Researching the Efficacy of dd-cfDNA Testing
In July 2022, we added dd-cfDNA testing to our existing rejection surveillance protocol for our pediatric heart transplant patients. Under this new protocol, newly transplanted patients and prior transplant recipients presenting for routine post-transplant rejection surveillance underwent dd-cfDNA testing. In addition, they received routine echocardiograms and donor-specific antibody testing. Donor-specific antibodies can be associated with a type of rejection called antibody-mediated, which can be harder to treat when compared to the cellular rejection.
After a year and a half of rejection surveillance monitoring with the new protocol, we conducted a retrospective, observational study that compared the previous EMB-based protocol to the new protocol to test the effectiveness of dd-cfDNA screening for ruling out acute rejection and the presence of donor-specific antibodies. We looked at patients who underwent a heart transplant before age 18 at NewYork-Presbyterian Morgan Stanley Children’s Hospital of Children’s Hospital of New York, and had their dd-cfDNA testing analyzed between July 1, 2022, and December 31, 2023. We measured episodes of acute rejection, pathology grading of EMBs temporally related to dd-cfDNA sampling, and the presence of donor-specific antibodies. We analyzed 471 samples from 192 individual patients.

A slide showing positive immunofluorescence for antibody-mediated rejection.
We found NPV of 97% for antibody-mediated rejection and NPV of 93% for the detection of donor-specific antibodies with high mean fluorescence intensity values in the absence of acute rejection. This means that not only does a negative dd-cfDNA test indicate no graft rejection, it also indicates there are no donor-specific antibodies in high concentrations that can attack the graft, which makes us even more confident that the graft is healthy.

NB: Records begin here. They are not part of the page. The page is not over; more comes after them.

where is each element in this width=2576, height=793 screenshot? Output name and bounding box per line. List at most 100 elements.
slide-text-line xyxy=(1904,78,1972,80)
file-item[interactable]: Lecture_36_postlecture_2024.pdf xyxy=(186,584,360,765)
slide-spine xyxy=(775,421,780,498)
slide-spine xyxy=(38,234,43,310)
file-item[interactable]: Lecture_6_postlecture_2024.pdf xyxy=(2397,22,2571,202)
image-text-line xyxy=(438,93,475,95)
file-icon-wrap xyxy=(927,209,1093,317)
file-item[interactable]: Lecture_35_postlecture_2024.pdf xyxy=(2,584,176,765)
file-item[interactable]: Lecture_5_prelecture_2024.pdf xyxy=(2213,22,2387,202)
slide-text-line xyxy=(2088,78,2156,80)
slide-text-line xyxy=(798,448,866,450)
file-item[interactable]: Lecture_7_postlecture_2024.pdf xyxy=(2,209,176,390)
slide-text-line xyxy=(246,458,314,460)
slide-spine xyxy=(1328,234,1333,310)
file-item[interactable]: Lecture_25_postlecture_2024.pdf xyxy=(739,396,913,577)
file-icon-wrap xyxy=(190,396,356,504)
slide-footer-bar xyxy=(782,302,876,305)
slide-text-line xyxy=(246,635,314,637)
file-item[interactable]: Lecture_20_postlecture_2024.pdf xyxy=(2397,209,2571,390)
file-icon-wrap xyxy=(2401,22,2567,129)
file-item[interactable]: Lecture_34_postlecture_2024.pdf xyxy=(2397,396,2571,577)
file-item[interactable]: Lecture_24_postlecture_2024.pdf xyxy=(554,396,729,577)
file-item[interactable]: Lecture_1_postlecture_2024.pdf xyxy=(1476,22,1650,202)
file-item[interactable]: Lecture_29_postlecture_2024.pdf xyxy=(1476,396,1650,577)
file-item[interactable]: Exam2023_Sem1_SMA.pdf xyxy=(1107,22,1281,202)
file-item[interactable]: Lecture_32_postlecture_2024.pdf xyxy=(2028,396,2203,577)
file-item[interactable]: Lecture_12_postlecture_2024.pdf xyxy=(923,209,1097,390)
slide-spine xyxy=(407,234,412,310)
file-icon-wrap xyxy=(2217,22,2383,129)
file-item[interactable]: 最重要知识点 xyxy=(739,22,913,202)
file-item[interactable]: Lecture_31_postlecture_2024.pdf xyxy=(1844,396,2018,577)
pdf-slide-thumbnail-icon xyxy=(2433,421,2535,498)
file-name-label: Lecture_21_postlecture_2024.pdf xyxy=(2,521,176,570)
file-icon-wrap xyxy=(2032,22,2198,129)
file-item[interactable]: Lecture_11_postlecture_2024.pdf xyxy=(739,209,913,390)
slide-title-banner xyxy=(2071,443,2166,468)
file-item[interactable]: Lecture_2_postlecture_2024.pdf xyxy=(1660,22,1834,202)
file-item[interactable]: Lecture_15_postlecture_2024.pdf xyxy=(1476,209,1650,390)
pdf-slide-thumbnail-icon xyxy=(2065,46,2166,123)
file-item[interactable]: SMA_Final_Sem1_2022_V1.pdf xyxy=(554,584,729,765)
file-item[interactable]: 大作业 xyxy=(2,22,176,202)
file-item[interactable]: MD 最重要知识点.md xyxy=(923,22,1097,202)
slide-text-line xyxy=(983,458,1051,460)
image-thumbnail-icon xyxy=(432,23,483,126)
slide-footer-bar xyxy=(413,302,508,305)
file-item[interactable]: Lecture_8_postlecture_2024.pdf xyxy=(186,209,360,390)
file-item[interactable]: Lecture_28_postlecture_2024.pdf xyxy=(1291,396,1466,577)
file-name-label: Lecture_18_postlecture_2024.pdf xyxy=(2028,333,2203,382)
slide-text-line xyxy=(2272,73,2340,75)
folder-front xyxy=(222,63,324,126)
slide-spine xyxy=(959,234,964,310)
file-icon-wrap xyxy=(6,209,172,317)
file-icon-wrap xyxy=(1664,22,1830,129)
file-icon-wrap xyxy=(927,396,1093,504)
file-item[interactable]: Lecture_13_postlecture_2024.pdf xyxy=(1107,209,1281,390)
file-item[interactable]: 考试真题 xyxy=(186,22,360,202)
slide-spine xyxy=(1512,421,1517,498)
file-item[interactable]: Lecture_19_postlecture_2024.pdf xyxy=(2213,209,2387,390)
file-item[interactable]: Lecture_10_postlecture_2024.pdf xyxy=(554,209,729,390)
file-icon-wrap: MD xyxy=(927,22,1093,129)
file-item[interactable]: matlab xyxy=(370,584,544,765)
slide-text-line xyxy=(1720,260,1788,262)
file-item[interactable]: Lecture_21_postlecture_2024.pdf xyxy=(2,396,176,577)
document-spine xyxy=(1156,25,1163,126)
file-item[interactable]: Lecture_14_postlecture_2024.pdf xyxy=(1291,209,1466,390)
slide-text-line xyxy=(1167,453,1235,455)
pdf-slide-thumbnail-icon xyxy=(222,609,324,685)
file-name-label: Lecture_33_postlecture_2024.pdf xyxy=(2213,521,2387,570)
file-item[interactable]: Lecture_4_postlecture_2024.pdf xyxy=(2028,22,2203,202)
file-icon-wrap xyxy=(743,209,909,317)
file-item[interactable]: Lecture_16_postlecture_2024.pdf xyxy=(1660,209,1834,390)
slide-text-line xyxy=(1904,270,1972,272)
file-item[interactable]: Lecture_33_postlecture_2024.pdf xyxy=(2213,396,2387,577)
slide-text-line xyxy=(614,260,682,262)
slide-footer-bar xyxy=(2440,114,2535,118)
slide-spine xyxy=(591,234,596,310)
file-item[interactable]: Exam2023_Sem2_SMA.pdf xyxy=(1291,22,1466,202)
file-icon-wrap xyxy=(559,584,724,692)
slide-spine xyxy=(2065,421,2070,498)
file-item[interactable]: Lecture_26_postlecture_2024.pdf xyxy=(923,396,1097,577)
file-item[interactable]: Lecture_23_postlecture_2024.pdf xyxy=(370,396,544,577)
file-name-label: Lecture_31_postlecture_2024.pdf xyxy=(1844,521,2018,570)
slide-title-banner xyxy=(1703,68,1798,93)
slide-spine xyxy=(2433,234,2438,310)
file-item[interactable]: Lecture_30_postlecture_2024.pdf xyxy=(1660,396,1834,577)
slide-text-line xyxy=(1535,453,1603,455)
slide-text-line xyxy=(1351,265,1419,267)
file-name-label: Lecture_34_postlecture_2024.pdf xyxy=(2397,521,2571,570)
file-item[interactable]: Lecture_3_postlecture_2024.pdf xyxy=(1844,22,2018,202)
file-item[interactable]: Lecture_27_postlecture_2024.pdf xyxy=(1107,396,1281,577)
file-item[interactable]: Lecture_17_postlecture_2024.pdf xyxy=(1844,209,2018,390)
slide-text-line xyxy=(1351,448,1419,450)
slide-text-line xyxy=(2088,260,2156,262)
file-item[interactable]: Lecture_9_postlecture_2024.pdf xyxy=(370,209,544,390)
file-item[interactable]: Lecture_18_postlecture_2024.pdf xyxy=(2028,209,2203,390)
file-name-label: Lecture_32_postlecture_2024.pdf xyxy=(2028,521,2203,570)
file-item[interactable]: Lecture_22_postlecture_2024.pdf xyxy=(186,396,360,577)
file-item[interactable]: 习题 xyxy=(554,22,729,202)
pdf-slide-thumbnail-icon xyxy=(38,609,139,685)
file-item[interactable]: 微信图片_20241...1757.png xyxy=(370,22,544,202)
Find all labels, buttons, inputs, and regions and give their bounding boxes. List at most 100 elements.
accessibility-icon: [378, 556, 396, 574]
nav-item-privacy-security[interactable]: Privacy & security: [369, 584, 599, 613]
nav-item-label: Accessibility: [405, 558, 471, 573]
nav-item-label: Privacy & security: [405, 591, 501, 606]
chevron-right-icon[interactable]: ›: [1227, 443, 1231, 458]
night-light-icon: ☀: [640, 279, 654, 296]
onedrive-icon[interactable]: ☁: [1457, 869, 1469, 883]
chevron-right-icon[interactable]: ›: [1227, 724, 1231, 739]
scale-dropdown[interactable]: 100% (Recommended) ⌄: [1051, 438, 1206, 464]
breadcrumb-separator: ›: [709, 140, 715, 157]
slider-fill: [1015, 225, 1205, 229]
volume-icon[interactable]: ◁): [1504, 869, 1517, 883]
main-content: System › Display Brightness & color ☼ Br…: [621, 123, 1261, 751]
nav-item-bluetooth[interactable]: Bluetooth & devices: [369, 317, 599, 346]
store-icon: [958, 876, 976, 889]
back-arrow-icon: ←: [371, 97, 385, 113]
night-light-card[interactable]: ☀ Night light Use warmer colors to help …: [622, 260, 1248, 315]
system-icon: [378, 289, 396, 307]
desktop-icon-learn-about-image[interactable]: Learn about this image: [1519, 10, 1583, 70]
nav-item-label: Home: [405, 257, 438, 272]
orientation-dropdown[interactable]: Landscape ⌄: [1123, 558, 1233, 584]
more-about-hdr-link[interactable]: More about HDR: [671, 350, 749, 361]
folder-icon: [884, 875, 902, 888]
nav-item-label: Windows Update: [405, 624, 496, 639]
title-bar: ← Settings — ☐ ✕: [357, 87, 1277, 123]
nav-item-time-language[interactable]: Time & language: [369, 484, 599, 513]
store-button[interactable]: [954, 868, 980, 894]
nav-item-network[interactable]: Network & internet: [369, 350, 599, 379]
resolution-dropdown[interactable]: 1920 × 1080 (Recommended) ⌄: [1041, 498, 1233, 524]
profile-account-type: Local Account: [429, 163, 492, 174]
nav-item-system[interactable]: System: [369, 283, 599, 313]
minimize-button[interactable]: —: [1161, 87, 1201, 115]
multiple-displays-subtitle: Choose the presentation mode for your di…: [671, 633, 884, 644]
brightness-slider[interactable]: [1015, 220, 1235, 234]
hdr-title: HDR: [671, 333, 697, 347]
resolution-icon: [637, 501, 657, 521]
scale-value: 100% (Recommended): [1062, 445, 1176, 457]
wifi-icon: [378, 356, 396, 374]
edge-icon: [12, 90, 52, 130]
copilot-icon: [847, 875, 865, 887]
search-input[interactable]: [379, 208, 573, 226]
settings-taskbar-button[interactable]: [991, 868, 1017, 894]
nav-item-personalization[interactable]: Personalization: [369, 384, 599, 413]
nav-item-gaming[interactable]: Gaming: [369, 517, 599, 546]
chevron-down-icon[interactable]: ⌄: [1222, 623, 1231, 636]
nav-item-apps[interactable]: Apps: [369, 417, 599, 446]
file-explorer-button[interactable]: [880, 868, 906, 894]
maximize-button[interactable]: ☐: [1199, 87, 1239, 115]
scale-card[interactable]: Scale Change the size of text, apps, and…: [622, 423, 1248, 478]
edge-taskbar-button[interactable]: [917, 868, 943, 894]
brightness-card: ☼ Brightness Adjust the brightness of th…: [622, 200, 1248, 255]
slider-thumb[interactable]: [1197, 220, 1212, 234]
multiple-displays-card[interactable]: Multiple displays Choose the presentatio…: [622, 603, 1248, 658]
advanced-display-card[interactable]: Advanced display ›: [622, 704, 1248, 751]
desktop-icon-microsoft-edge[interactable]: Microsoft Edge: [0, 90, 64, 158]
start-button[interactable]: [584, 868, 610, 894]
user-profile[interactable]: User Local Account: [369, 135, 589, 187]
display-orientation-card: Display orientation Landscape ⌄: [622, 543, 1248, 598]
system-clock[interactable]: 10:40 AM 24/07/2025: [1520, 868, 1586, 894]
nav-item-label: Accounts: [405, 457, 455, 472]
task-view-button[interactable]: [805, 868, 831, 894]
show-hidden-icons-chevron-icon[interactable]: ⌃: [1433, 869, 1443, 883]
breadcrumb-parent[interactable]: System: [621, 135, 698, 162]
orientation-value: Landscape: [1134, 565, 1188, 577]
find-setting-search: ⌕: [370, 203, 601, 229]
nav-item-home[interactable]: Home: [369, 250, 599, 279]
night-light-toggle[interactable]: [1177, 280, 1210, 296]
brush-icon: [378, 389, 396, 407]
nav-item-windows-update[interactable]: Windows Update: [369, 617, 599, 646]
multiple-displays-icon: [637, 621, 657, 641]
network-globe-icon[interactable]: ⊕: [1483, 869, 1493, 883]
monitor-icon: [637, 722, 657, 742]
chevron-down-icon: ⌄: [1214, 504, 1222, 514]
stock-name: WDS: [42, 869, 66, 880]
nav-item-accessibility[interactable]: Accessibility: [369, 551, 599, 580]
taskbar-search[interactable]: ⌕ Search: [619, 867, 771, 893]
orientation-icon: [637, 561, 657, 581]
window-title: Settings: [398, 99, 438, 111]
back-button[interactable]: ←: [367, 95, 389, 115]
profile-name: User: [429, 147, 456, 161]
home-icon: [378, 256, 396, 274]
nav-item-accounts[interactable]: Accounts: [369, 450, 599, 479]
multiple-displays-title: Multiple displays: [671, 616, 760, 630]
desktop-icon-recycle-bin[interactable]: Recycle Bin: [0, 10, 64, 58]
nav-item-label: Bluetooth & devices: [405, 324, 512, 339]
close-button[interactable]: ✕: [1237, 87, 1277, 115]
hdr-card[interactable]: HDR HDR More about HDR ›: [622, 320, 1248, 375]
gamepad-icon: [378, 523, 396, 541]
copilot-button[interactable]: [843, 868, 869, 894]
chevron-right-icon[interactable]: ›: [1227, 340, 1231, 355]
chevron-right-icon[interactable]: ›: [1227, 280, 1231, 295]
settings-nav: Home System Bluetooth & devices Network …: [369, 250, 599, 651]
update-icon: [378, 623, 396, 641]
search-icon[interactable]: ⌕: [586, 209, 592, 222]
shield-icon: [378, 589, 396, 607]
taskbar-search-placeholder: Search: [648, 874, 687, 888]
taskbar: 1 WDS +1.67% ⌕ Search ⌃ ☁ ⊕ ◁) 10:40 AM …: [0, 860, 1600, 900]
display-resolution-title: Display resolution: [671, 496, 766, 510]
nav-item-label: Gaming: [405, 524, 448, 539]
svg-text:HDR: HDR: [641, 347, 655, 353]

Other findings include a significant decrease in the number of biopsies, anesthesia, and intubations performed, with a 46% reduction in biopsies per patient-year. And although we haven’t proven this yet, since adopting the new protocol, we also suspect that because we now mostly perform biopsies after we see positive cell-free DNA, we are identifying rejection earlier in the disease process.
This study demonstrates that the dd-cfDNA is a valid test to rule out acute graft rejection and can reliably replace surveillance endomyocardial biopsy.
— Dr. Irene D. Lytrivi
Study Implications
Our ultimate goal is to base our surveillance strategy for pediatric heart transplant patients on a reliable, noninvasive test and only perform biopsies when there are signs of rejection. This study demonstrates that the dd-cfDNA is a valid test to rule out acute graft rejection and can reliably replace surveillance EMB. Moreover, dd-cfDNA screening brings us closer to de-medicalizing the post-transplant experience for pediatric patients, who can get periodic dd-cfDNA testing outside the hospital.
We are now working to establish age-specific cutoff points for dd-cfDNA testing before progressing to biopsy. Currently, an abnormal dd-cfDNA value is greater than 0.2%. However, small children, who tend to receive donor hearts from much larger donors, will have less of their own DNA compared to donor DNA. In those patients, we hypothesize that even without any rejection, the fraction of dd-cfDNA will be higher than 0.2%.
We also need to explore how dd-cfDNA testing integrates into a more comprehensive testing panel that may also include molecular biopsy analysis, donor-specific antibody testing, echocardiography, and other noninvasive tests. This continuous refinement of surveillance strategies brings us closer to our goal of identifying transplant rejection and graft injury earlier in the disease process, so we can treat it aggressively before it becomes an issue for a child’s heart.